EL BRAVUCO
Aunque chalaco de pura
cepa, había llegado de la ciudad de Chimbote sólo algunos días antes. Dos o
tres años de su vida los compartió por esos lares. Sí: recordaba sus calles,
muchas de ellas aún sin asfalto. También venía a su mente el inconfundible olor
a harina de pescado, que había convertido a este pueblo en una floreciente
ciudad de pescadores e industriales. Era el boom
pesquero de los años 50 cuando su padre logró aprovechar aquellos momentos
de bonanza para convertirse en un próspero comerciante.
Salió de su casa rumbo al que sería su nuevo colegio. Era el
primer día de clases. En el camino iba degustando un delicioso pan con
mantequilla que amorosamente su madre le había preparado. Sólo cuatro cuadras
separaban su nuevo hogar -en la segunda cuadra de la calle Colón del Callao-
con su nueva escuela. Cuando llegó le llamó la atención la vieja edificación de
madera, realmente muy antigua. Ingresó y en el interior había un gran bullicio:
niños corriendo de aquí para allá, adolescentes conversando en algunos rincones,
y él, parado en el patio, dubitativo y algo temeroso. De repente sonó la
campana y una voz altisonante mandó a los alumnos a formación. Se paró en una
fila, conjuntamente con los niños que
serían sus compañeros de clase. Algo le llamó mucho su atención: era un olor
muy penetrante, conjuntamente con un brillo muy especial que notaba en el piso
del patio del colegio. Luego, advertiría que se debía al petróleo que habían
utilizado para limpiarlo.
Echaba una mirada por aquí, otra por allá. No conocía a nadie. Tenía siete u ocho años de edad. Estaba
acostumbrado a caminar sin recelo por las calles, y, a la sazón, ya era alumno del 1ro. de primaria. Llevaba consigo
una maletota con sus libros y algunos cuadernos forrados con el infaltable
papel azúl y vinifan, amén de
lapiceros, lápices, borradores, tajadores, además de la también infaltable caja
de colores, todos estos artículos metidos en una gran cartuchera; el uniforme
del colegio era el inconfundible comando color kaki, con su corbatita que se la
ajustaba al cuello con una liga, que de rato en rato la jalaba como un resorte.

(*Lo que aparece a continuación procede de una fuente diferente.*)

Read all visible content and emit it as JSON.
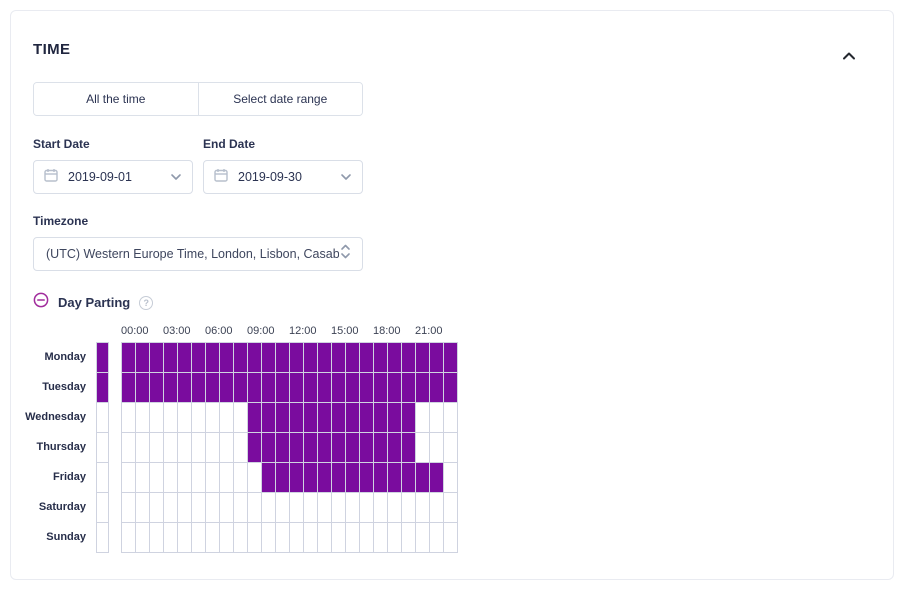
{
  "panel": {
    "title": "TIME",
    "collapse_icon": "chevron-up"
  },
  "mode_toggle": {
    "all_time_label": "All the time",
    "date_range_label": "Select date range"
  },
  "start_date": {
    "label": "Start Date",
    "value": "2019-09-01",
    "icon": "calendar",
    "dropdown_icon": "chevron-down"
  },
  "end_date": {
    "label": "End Date",
    "value": "2019-09-30",
    "icon": "calendar",
    "dropdown_icon": "chevron-down"
  },
  "timezone": {
    "label": "Timezone",
    "value": "(UTC) Western Europe Time, London, Lisbon, Casabl",
    "spinner_icon": "up-down-chevrons"
  },
  "day_parting": {
    "title": "Day Parting",
    "collapse_icon": "minus-circle",
    "help_icon": "question-circle",
    "help_glyph": "?",
    "hours_per_day": 24,
    "hour_labels": [
      "00:00",
      "03:00",
      "06:00",
      "09:00",
      "12:00",
      "15:00",
      "18:00",
      "21:00"
    ],
    "days": [
      {
        "label": "Monday",
        "row_toggle_selected": true,
        "selected_range": {
          "start": 0,
          "end": 24
        }
      },
      {
        "label": "Tuesday",
        "row_toggle_selected": true,
        "selected_range": {
          "start": 0,
          "end": 24
        }
      },
      {
        "label": "Wednesday",
        "row_toggle_selected": false,
        "selected_range": {
          "start": 9,
          "end": 21
        }
      },
      {
        "label": "Thursday",
        "row_toggle_selected": false,
        "selected_range": {
          "start": 9,
          "end": 21
        }
      },
      {
        "label": "Friday",
        "row_toggle_selected": false,
        "selected_range": {
          "start": 10,
          "end": 23
        }
      },
      {
        "label": "Saturday",
        "row_toggle_selected": false,
        "selected_range": null
      },
      {
        "label": "Sunday",
        "row_toggle_selected": false,
        "selected_range": null
      }
    ]
  },
  "colors": {
    "selected_cell": "#7a0c9e",
    "grid_border": "#cfd3e0",
    "day_parting_icon": "#a12c9c",
    "title_text": "#20263f",
    "body_text": "#2b3352",
    "icon_gray": "#8f99ab"
  }
}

A su costado, un niño comía con gran gusto un pan con jamonada. De
repente se acercaron a él un grupo de alumnos del mismo salón, y uno en
especial, blanquiñoso, gordo y muy pequeño de estatura, con aires
de matón, con voz cavernosa: lo tomó de la solapa, y le susurró algo al oído.
El muchachito, asustado, sólo atinó a
ofrecerle su sánguche. El
matoncillo lo tomó y se lo empezó a
comer, no sin antes sonreír de una manera muy burlona. Seguidamente, el mismo
personajillo se acercó a Lucas e intentó hacer lo mismo, sólo que esta vez el
pequeño Lucas, al comienzo sorprendido, y luego muy irritado, atinó a darle un
sófero trompón en plena nariz. Acto seguido, se trenzaron en una bronca descomunal.
El pequeño atrevido logró empujarlo, rodaron ambos por el suelo, golpeándose mutuamente, siendo el gordo el
que llevaba la peor parte. Los alumnos que rodeaban a los niños únicamente
acertaban a vociferar improperios:
- !!Sácale la mierda…!!
- ¡¡Dale duro a ese huevón…!! -escuchaba Lucas-.
A los pocos minutos, un fuerte tirón en la oreja lo paró en medio
del patio. Era uno de los auxiliares de disciplina, que había llegado a imponer
el orden. Con su uniforme kaki hecho una desgracia, producto del petróleo del
suelo, ahora sólo era una gran mancha grasosa, además del olor característico.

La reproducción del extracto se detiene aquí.